El sol va creciendo mientras llega el
mediodía. La gente ansiosa, ávida, sigue entrando al cementerio. Las chalinas y
los guantes se han cambiado por gorros y periódicos, que más que para leer, la
gente los ha comprado para echarse aire. Al fondo del Metropolitano, donde los
pabellones y los pasillos han terminado, se extiende una gran masa de arena
cubierta de cruces blancas y flores secas. Allí descansan los difuntos más
pobres de Piura. Allí los difuntos, literalmente, han pasado a formar parte del
sablón eterno, del dolor piurano. El sudor se combina con las lágrimas
produciendo una sensación de desesperación contenida, de recuerdo ausente.
Entre llanuras y piedras, se encuentra sentada Ángela Barrantes, de treinta y
un años. Está frente a su hijo Junior. La cruz que distingue la tumba de Junior
con la de los demás difuntos es muy difícil de ver a simple vista, pero el
dolor le ha enseñado a Ángela el camino hacia a su hijo. Ángela moja con delicadeza
la tumba de su hijo, besa la cruz, la acaricia, le coloca un pequeño ramo de
flores en el apoyo, y se vuelve a sentar a contemplar la cruz. Está como ida,
es como si estuviese conversando con su hijo, como si de verdad lo estuviese
viendo. La gente camina por las pampas con mucho cuidado, pues pisar un difunto
puede llegar a ser mortal. Algunos, como Jorge Isapú, escavan la tumba de su
difunto y la vuelven a hundir con fuerza. “Para el lado de acá no hacen
mantenimiento, no limpian, nada. Uno mismo tiene que ingeniárselas para que la
tumba esté presentable”, dice. Y no es para menos, en el cementerio
Metropolitano no cobran por enterrar en los arenales. Sólo basta tener al
difunto.
Ya de noche, el frío ha vuelto, y en el
cementerio San Teodoro se prenden las lucecillas y velas en los nichos de los
finados. Los familiares van entrando a velar a sus seres queridos. Velar
significa quedarse toda la noche frente a la tumba. Algunos rezan, otros toman
café caliente, otros han llevado sus almohadas y se acomodan para dormir. Las
más ancianas han ido de vestidas del mismo negro que usaron el día del
entierro. Una mujer resalta de entre los demás. Está echada en la tumba de su
esposo. No está dormida, pero tiene los ojos cerrados. “Se ha desmayado”, dicen
algunos, pero cuando tratan de ayudarla, se incorpora y aclama que la dejen
allí. Que la dejen con su esposo, porque “ahora sólo puedo dormir una vez con
él al año”, dice.
Hay tanta iluminación en el cementerio,
que éste ha dejado de ser tenebroso. Quizás esta sea la única noche del año en
el que los muertos no espantan, ni asustan, ni penan. Desde las diez de la
noche, hasta las cuatro de la mañana, el panorama es el mismo. La gente entra y
sale, sin parar. Son tantos que probablemente, y sin quererlo, se abrigan del
frío juntándose, rozándose.
Cuando la nueva oleada de sol empieza a
aparecer nuevamente en las pupilas de los veladores, las velas se han apagado.

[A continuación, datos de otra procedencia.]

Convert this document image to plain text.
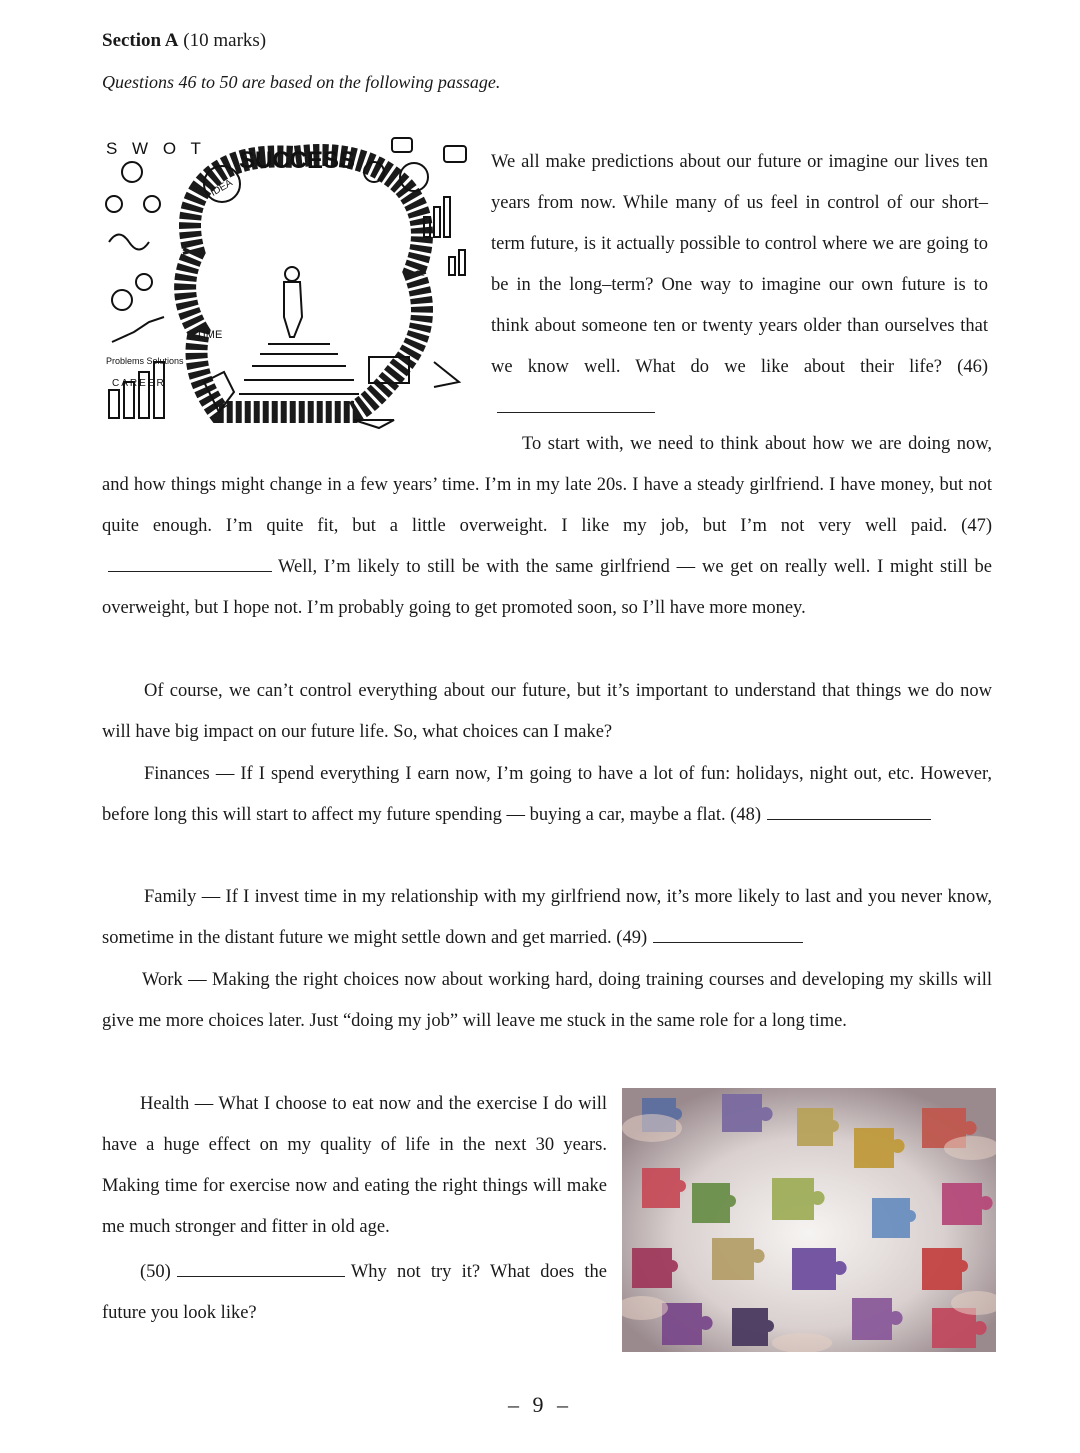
Section A (10 marks)
Questions 46 to 50 are based on the following passage.
S W O T SUCCESS
IDEA
Problems Solutions
CAREER
TIME

We all make predictions about our future or imagine our lives ten years from now. While many of us feel in control of our short–term future, is it actually possible to control where we are going to be in the long–term? One way to imagine our own future is to think about someone ten or twenty years older than ourselves that we know well. What do we like about their life? (46)

To start with, we need to think about how we are doing now, and how things might change in a few years’ time. I’m in my late 20s. I have a steady girlfriend. I have money, but not quite enough. I’m quite fit, but a little overweight. I like my job, but I’m not very well paid. (47)Well, I’m likely to still be with the same girlfriend — we get on really well. I might still be overweight, but I hope not. I’m probably going to get promoted soon, so I’ll have more money.

Of course, we can’t control everything about our future, but it’s important to understand that things we do now will have big impact on our future life. So, what choices can I make?

Finances — If I spend everything I earn now, I’m going to have a lot of fun: holidays, night out, etc. However, before long this will start to affect my future spending — buying a car, maybe a flat. (48)

Family — If I invest time in my relationship with my girlfriend now, it’s more likely to last and you never know, sometime in the distant future we might settle down and get married. (49)

Work — Making the right choices now about working hard, doing training courses and developing my skills will give me more choices later. Just “doing my job” will leave me stuck in the same role for a long time.

Health — What I choose to eat now and the exercise I do will have a huge effect on my quality of life in the next 30 years. Making time for exercise now and eating the right things will make me much stronger and fitter in old age.

(50)	Why not try it? What does the future you look like?

– 9 –
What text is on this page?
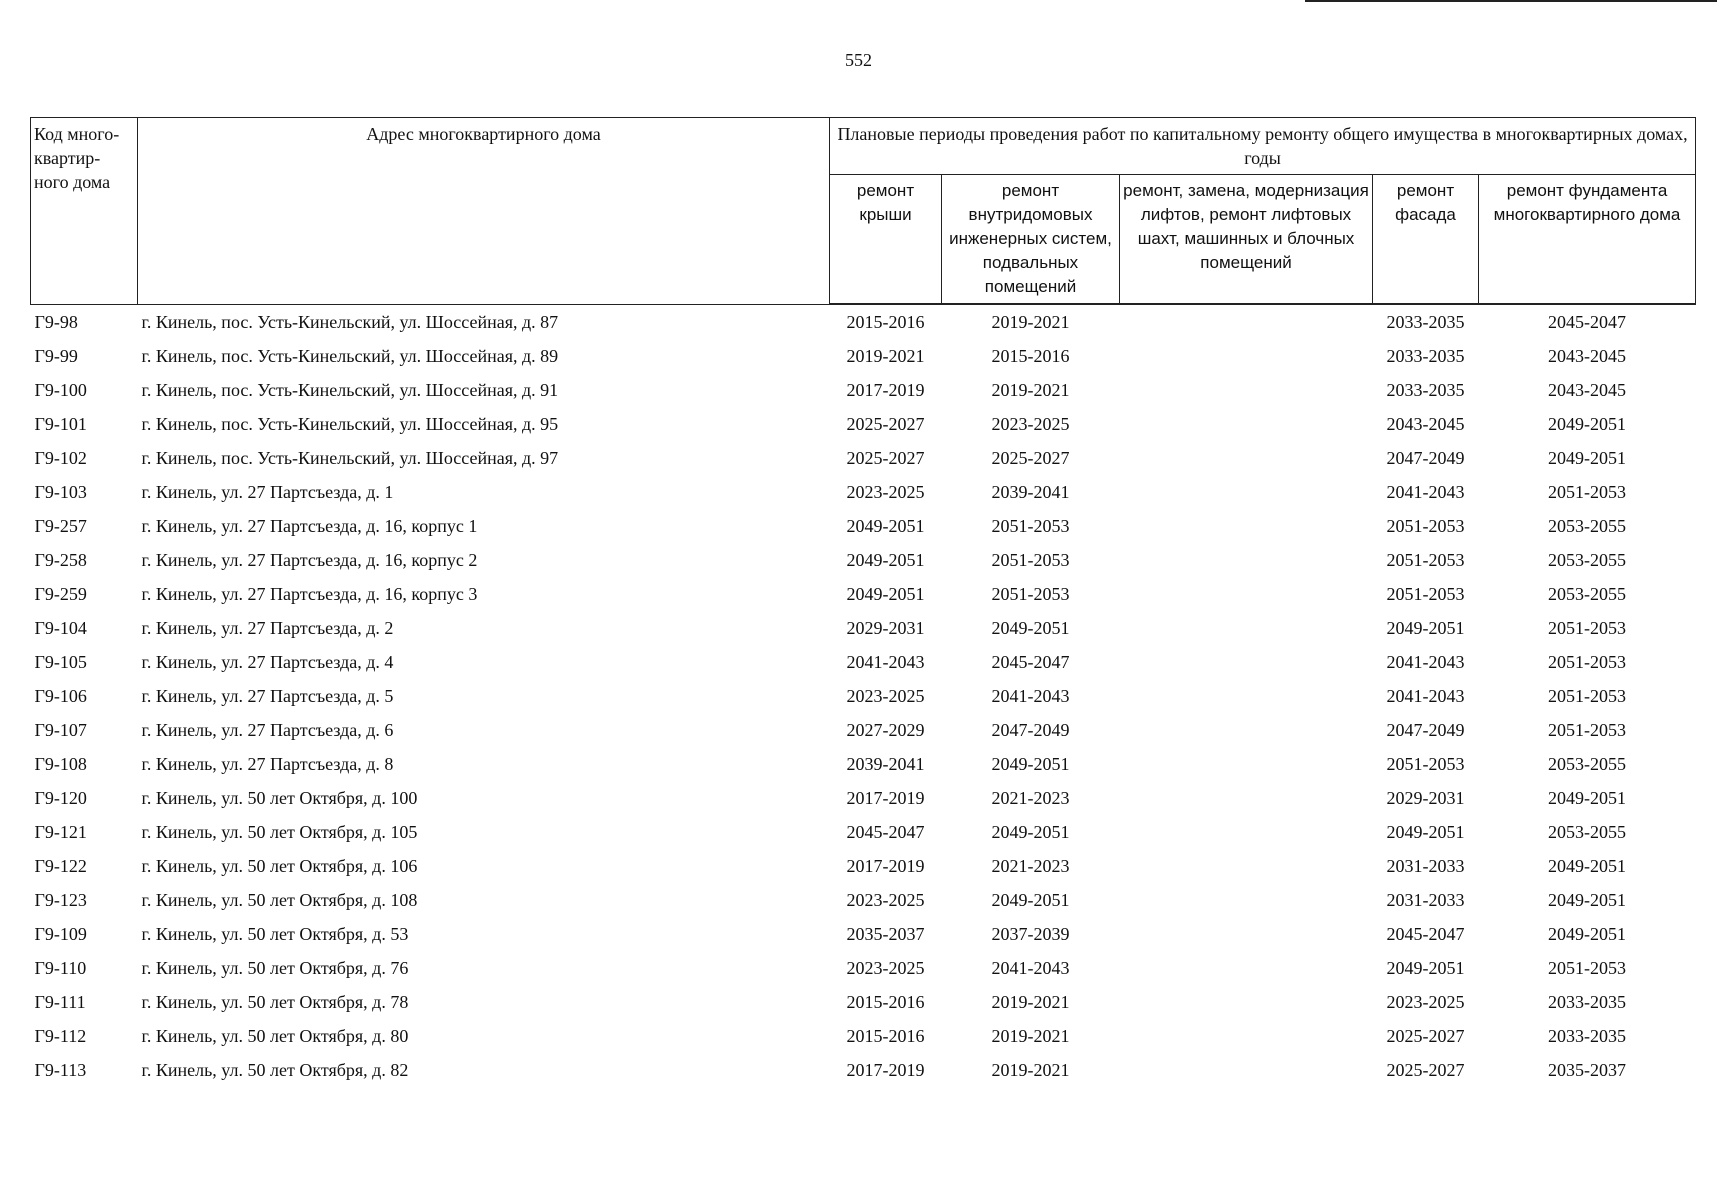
552
Код много-квартир-ного дома	Адрес многоквартирного дома	Плановые периоды проведения работ по капитальному ремонту общего имущества в многоквартирных домах, годы				
		ремонт крыши	ремонт внутридомовых инженерных систем, подвальных помещений	ремонт, замена, модернизация лифтов, ремонт лифтовых шахт, машинных и блочных помещений	ремонт фасада	ремонт фундамента многоквартирного дома
Г9-98	г. Кинель, пос. Усть-Кинельский, ул. Шоссейная, д. 87	2015-2016	2019-2021		2033-2035	2045-2047
Г9-99	г. Кинель, пос. Усть-Кинельский, ул. Шоссейная, д. 89	2019-2021	2015-2016		2033-2035	2043-2045
Г9-100	г. Кинель, пос. Усть-Кинельский, ул. Шоссейная, д. 91	2017-2019	2019-2021		2033-2035	2043-2045
Г9-101	г. Кинель, пос. Усть-Кинельский, ул. Шоссейная, д. 95	2025-2027	2023-2025		2043-2045	2049-2051
Г9-102	г. Кинель, пос. Усть-Кинельский, ул. Шоссейная, д. 97	2025-2027	2025-2027		2047-2049	2049-2051
Г9-103	г. Кинель, ул. 27 Партсъезда, д. 1	2023-2025	2039-2041		2041-2043	2051-2053
Г9-257	г. Кинель, ул. 27 Партсъезда, д. 16, корпус 1	2049-2051	2051-2053		2051-2053	2053-2055
Г9-258	г. Кинель, ул. 27 Партсъезда, д. 16, корпус 2	2049-2051	2051-2053		2051-2053	2053-2055
Г9-259	г. Кинель, ул. 27 Партсъезда, д. 16, корпус 3	2049-2051	2051-2053		2051-2053	2053-2055
Г9-104	г. Кинель, ул. 27 Партсъезда, д. 2	2029-2031	2049-2051		2049-2051	2051-2053
Г9-105	г. Кинель, ул. 27 Партсъезда, д. 4	2041-2043	2045-2047		2041-2043	2051-2053
Г9-106	г. Кинель, ул. 27 Партсъезда, д. 5	2023-2025	2041-2043		2041-2043	2051-2053
Г9-107	г. Кинель, ул. 27 Партсъезда, д. 6	2027-2029	2047-2049		2047-2049	2051-2053
Г9-108	г. Кинель, ул. 27 Партсъезда, д. 8	2039-2041	2049-2051		2051-2053	2053-2055
Г9-120	г. Кинель, ул. 50 лет Октября, д. 100	2017-2019	2021-2023		2029-2031	2049-2051
Г9-121	г. Кинель, ул. 50 лет Октября, д. 105	2045-2047	2049-2051		2049-2051	2053-2055
Г9-122	г. Кинель, ул. 50 лет Октября, д. 106	2017-2019	2021-2023		2031-2033	2049-2051
Г9-123	г. Кинель, ул. 50 лет Октября, д. 108	2023-2025	2049-2051		2031-2033	2049-2051
Г9-109	г. Кинель, ул. 50 лет Октября, д. 53	2035-2037	2037-2039		2045-2047	2049-2051
Г9-110	г. Кинель, ул. 50 лет Октября, д. 76	2023-2025	2041-2043		2049-2051	2051-2053
Г9-111	г. Кинель, ул. 50 лет Октября, д. 78	2015-2016	2019-2021		2023-2025	2033-2035
Г9-112	г. Кинель, ул. 50 лет Октября, д. 80	2015-2016	2019-2021		2025-2027	2033-2035
Г9-113	г. Кинель, ул. 50 лет Октября, д. 82	2017-2019	2019-2021		2025-2027	2035-2037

La gente regresa a casa con la nostalgia a cuestas. Van cabizbajos y cansados
por pernoctar, pero felices. Felices porque exista el día uno de noviembre,
porque este los acerca más a sus seres queridos, y porque el otro año, dicen,
será mejor. Regresan pensando tal vez, que el frío ha empeorado desde hace
tiempo. Y que tal vez empeoró más desde la muerte de alguien amado.